9 F3d 109 Roland v. Johnson

9 F.3d 109

Neal W. ROLAND, Plaintiff-Appellant,
v.
Perry JOHNSON, Thomas Phillips, Dale Foltz, and Bernie
Toland, Defendants-Appellees.

No. 92-1559.

United States Court of Appeals, Sixth Circuit.

Oct. 21, 1993.

NOTICE: Sixth Circuit Rule 24(c) states that citation of unpublished dispositions is disfavored except for establishing res judicata, estoppel, or the law of the case and requires service of copies of cited unpublished dispositions of the Sixth Circuit.

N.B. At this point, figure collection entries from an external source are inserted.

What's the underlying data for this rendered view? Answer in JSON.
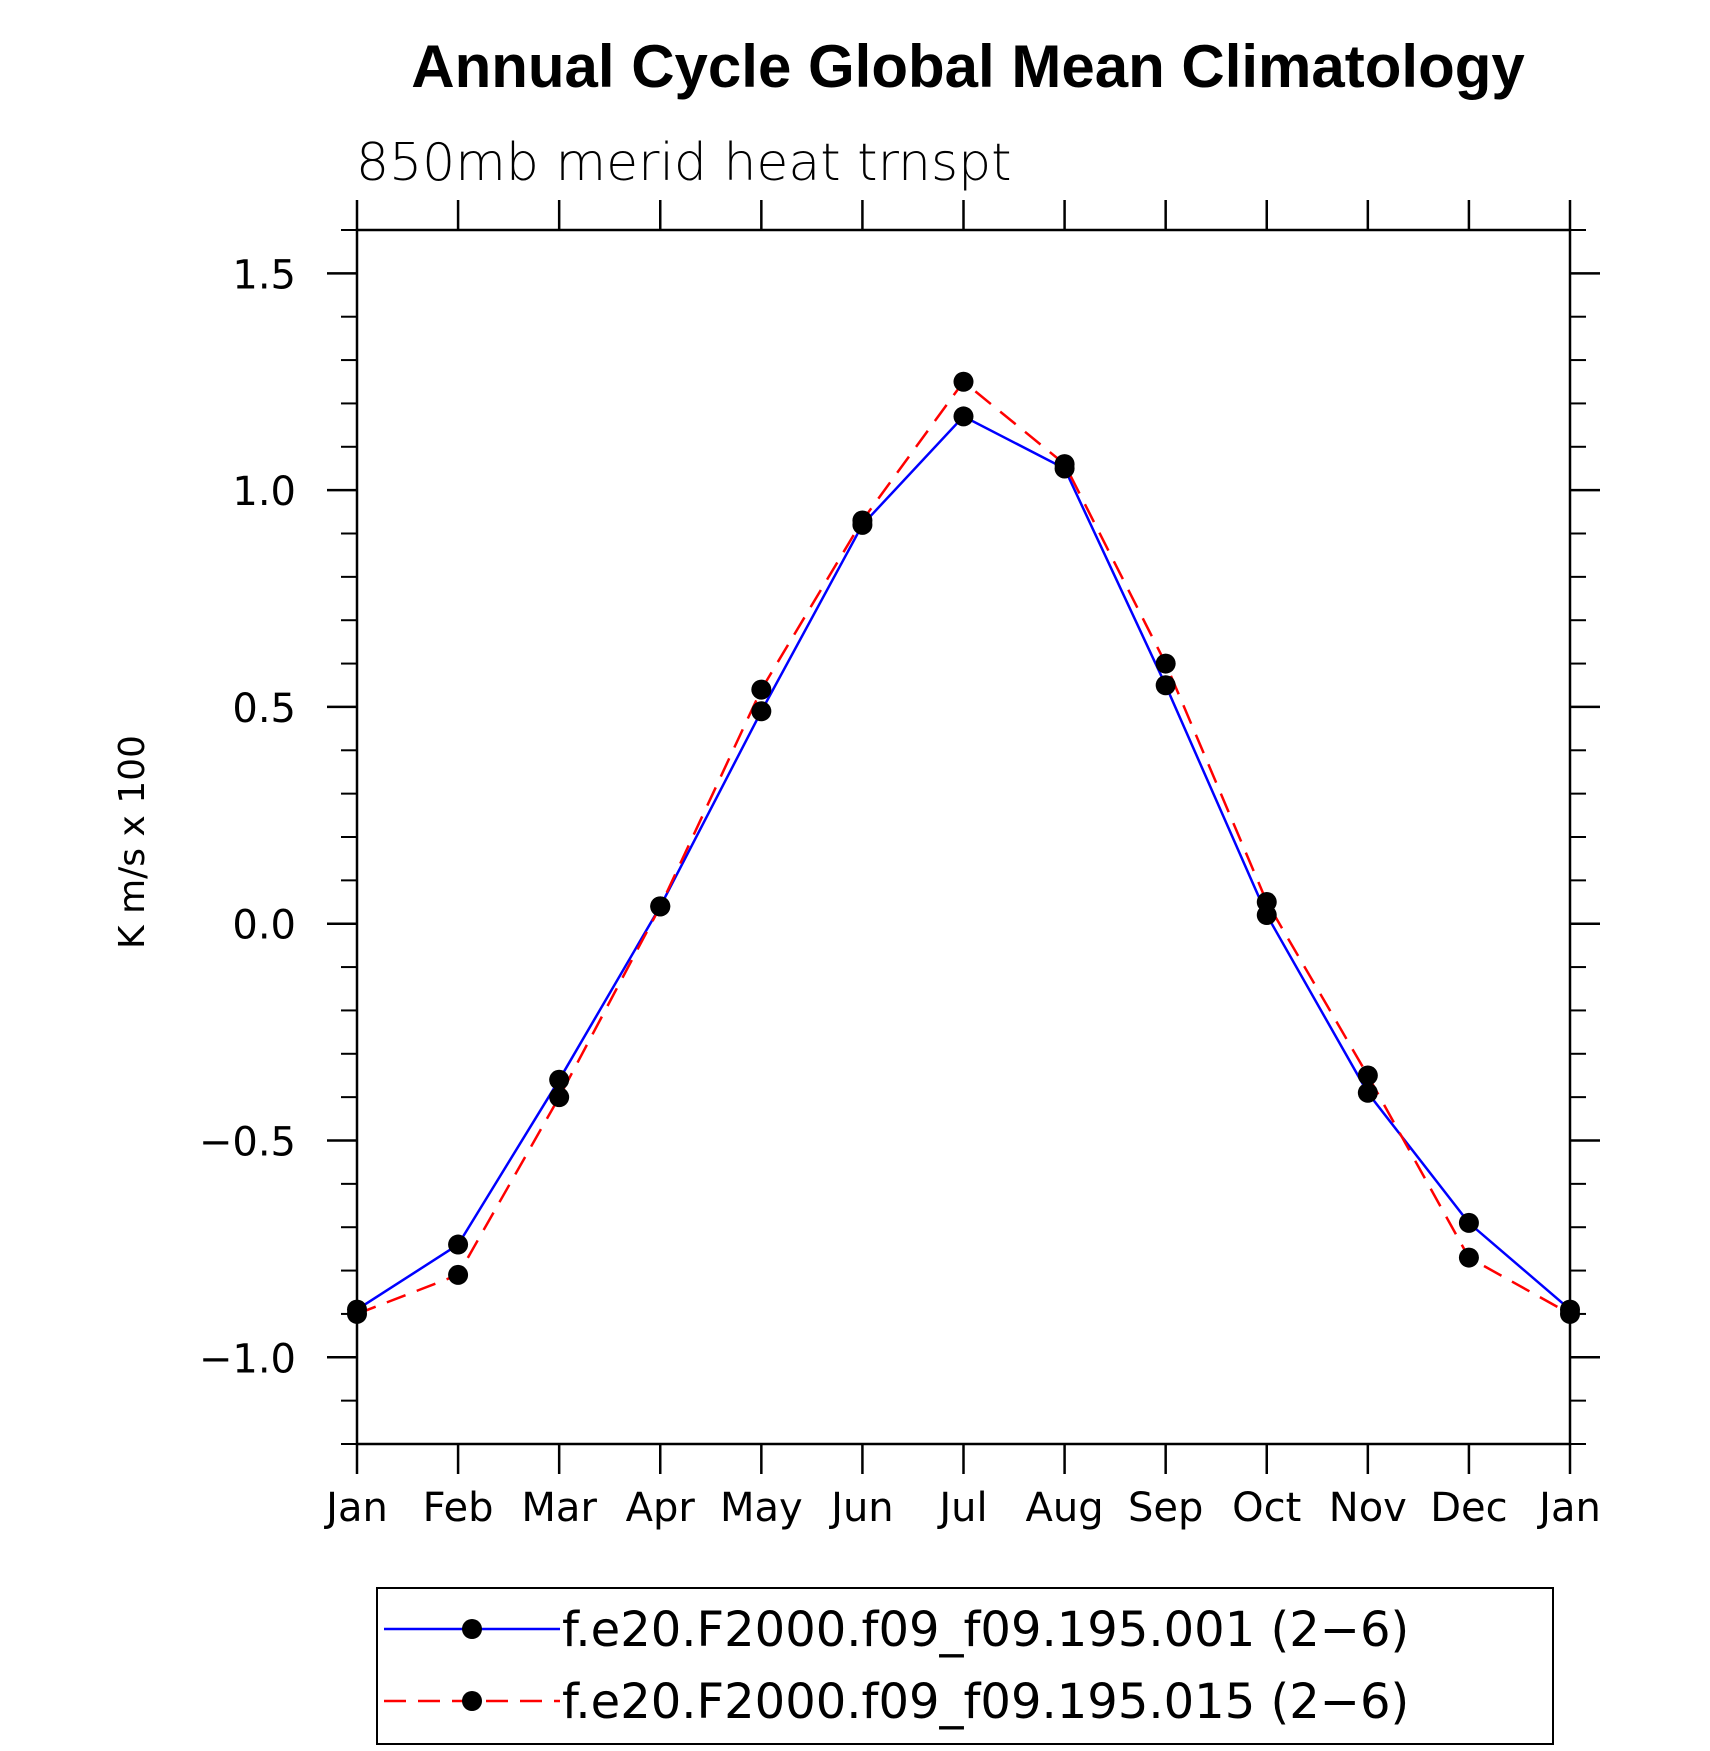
{
  "chart_data": {
    "type": "line",
    "title": "Annual Cycle Global Mean Climatology",
    "subtitle": "850mb merid heat trnspt",
    "xlabel": "",
    "ylabel": "K m/s x 100",
    "categories": [
      "Jan",
      "Feb",
      "Mar",
      "Apr",
      "May",
      "Jun",
      "Jul",
      "Aug",
      "Sep",
      "Oct",
      "Nov",
      "Dec",
      "Jan"
    ],
    "ylim": [
      -1.2,
      1.6
    ],
    "yticks": [
      -1.0,
      -0.5,
      0.0,
      0.5,
      1.0,
      1.5
    ],
    "ytick_labels": [
      "−1.0",
      "−0.5",
      "0.0",
      "0.5",
      "1.0",
      "1.5"
    ],
    "yminor_step": 0.1,
    "grid": false,
    "legend_position": "bottom",
    "series": [
      {
        "name": "f.e20.F2000.f09_f09.195.001 (2−6)",
        "color": "#0000ff",
        "line_style": "solid",
        "marker": "filled-circle",
        "values": [
          -0.89,
          -0.74,
          -0.36,
          0.04,
          0.49,
          0.92,
          1.17,
          1.05,
          0.55,
          0.02,
          -0.39,
          -0.69,
          -0.89
        ]
      },
      {
        "name": "f.e20.F2000.f09_f09.195.015 (2−6)",
        "color": "#ff0000",
        "line_style": "dashed",
        "marker": "filled-circle",
        "values": [
          -0.9,
          -0.81,
          -0.4,
          0.04,
          0.54,
          0.93,
          1.25,
          1.06,
          0.6,
          0.05,
          -0.35,
          -0.77,
          -0.9
        ]
      }
    ]
  }
}
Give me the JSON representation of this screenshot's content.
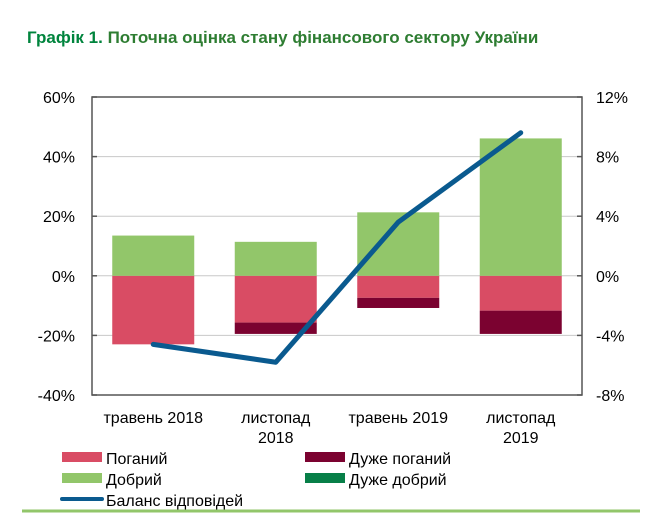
{
  "chart_data": {
    "type": "bar",
    "stacked": true,
    "title_prefix": "Графік 1.",
    "title": "Поточна оцінка стану фінансового сектору України",
    "categories": [
      [
        "травень 2018"
      ],
      [
        "листопад",
        "2018"
      ],
      [
        "травень 2019"
      ],
      [
        "листопад",
        "2019"
      ]
    ],
    "y_left": {
      "ylim": [
        -40,
        60
      ],
      "ticks": [
        -40,
        -20,
        0,
        20,
        40,
        60
      ],
      "tick_labels": [
        "-40%",
        "-20%",
        "0%",
        "20%",
        "40%",
        "60%"
      ]
    },
    "y_right": {
      "ylim": [
        -8,
        12
      ],
      "ticks": [
        -8,
        -4,
        0,
        4,
        8,
        12
      ],
      "tick_labels": [
        "-8%",
        "-4%",
        "0%",
        "4%",
        "8%",
        "12%"
      ]
    },
    "grid": true,
    "series": [
      {
        "name": "Поганий",
        "type": "bar",
        "axis": "left",
        "color": "#d94c64",
        "values": [
          -23,
          -15.7,
          -7.4,
          -11.7
        ]
      },
      {
        "name": "Дуже поганий",
        "type": "bar",
        "axis": "left",
        "color": "#7b0230",
        "values": [
          0,
          -3.8,
          -3.4,
          -7.8
        ]
      },
      {
        "name": "Добрий",
        "type": "bar",
        "axis": "left",
        "color": "#92c66a",
        "values": [
          13.5,
          11.4,
          21.3,
          46.1
        ]
      },
      {
        "name": "Дуже добрий",
        "type": "bar",
        "axis": "left",
        "color": "#077f48",
        "values": [
          0,
          0,
          0,
          0
        ]
      },
      {
        "name": "Баланс відповідей",
        "type": "line",
        "axis": "right",
        "color": "#0a5a8f",
        "values": [
          -4.6,
          -5.8,
          3.6,
          9.6
        ]
      }
    ],
    "legend_placement": "bottom"
  }
}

Before: KEITH, NELSON and RYAN, Circuit Judges.

PER CURIAM.

1

The plaintiff in this case, Neal W. Roland, was the prevailing party in a hotly contested civil rights action. In Roland v. Johnson, No. 91-1460 (6th Cir. September 4, 1992) (unpublished), we affirmed an order awarding Mr. Roland approximately $150,000 in attorney fees. That award covered services provided through February of 1990.

2

In August of 1991 Mr. Roland submitted a supplemental fee application to the district court. Claiming that his lawyers had devoted an additional 488.7 hours to the case since February of the preceding year--a claim that was documented in appropriate detail--Mr. Roland requested additional fees of $66,037.50. He also sought $4,785.31 in additional expenses.

3

Disposing of the application without a hearing, the district court awarded the full $4,785.31 requested for expenses. The court concluded that the time spent by the plaintiff's lawyers was excessive, however, and allowed only 188 hours. Compensation was awarded for the 188 hours at the same hourly rates approved earlier, except that the rate for the lead attorney was increased (by 15 percent) to $115 per hour. The total amount of the supplemental fee award was $19,850.

4

Mr. Roland has appealed the supplemental award. He contends that the district court abused its discretion in declining to hold a hearing on the matter, in establishing hourly rates that were unreasonably low, and in disallowing more than 300 of the hours claimed.

5

We cannot say that the court abused its discretion in fixing the compensation of the lead attorney at $115 per hour or in adhering to the same hourly rates previously accepted for the plaintiff's other attorneys. It is doubtless true, as was stated at oral argument, that the firm with which these attorneys are associated has higher overhead costs than do other practitioners. As noted in the opinion we issued last year, however, the burden of the plaintiff's fees falls on the shoulders of the taxpayers. The taxpayers should not be asked to pay hourly rates exceeding those at which adequate representation could be obtained from lawyers--including lawyers with lower overhead--within the relevant community. We did not abdicate our reviewing responsibilities in accepting the trial court's hourly rate determinations last year, and the logic of last year's opinion compels the conclusion that we should refrain from second-guessing the somewhat more generous set of rate determinations at issue now.

6

The district court said that it was "frankly shocked" by the number of attorney hours spent on the matters to which the supplemental fee request pertained. It is clear that properly documented hours may be disallowed insofar as they are found to be excessive, but it is equally clear that "if the district court rejects counsel's tabulation, it must identify the hours rejected and specify with particularity the reasons for their rejection." Glass v. Secretary of Health and Human Services, 822 F.2d 19, 22 (6th Cir.1987). The court "must not only articulate findings of fact and conclusions of law regarding the inclusion of hours amounting to the fee awarded, but those regarding the exclusion of hours as well." Id. (emphasis in original.) See also Coulter v. Tenn., 805 F.2d 146 (6th Cir.1986), cert. denied, 482 U.S. 914 (1987), and Northcross v. Brd. of Educ., 611 F.2d 624 (6th Cir.1979), cert. denied, 447 U.S. 911 (1980).

7

These requirements have not been met here. We cannot tell, from the materials before us, which particular hours were allowed by the district court and which were disallowed. The lack of specificity renders this award, like the award in Northcross, "virtually unreviewable." 611 F.2d at 637.

8

Proper completion of the task confronting the district court will be facilitated, we believe, if the court gives counsel for Mr. Roland an opportunity to explain the fee request at an oral hearing. The decision as to whether such a hearing should be held lies within the sound discretion of the district court, but given the history of this case to date we believe that a hearing would be helpful to all concerned.

9

The order appealed from is AFFIRMED in part and REVERSED in part, and the matter is REMANDED for further proceedings not inconsistent with this opinion.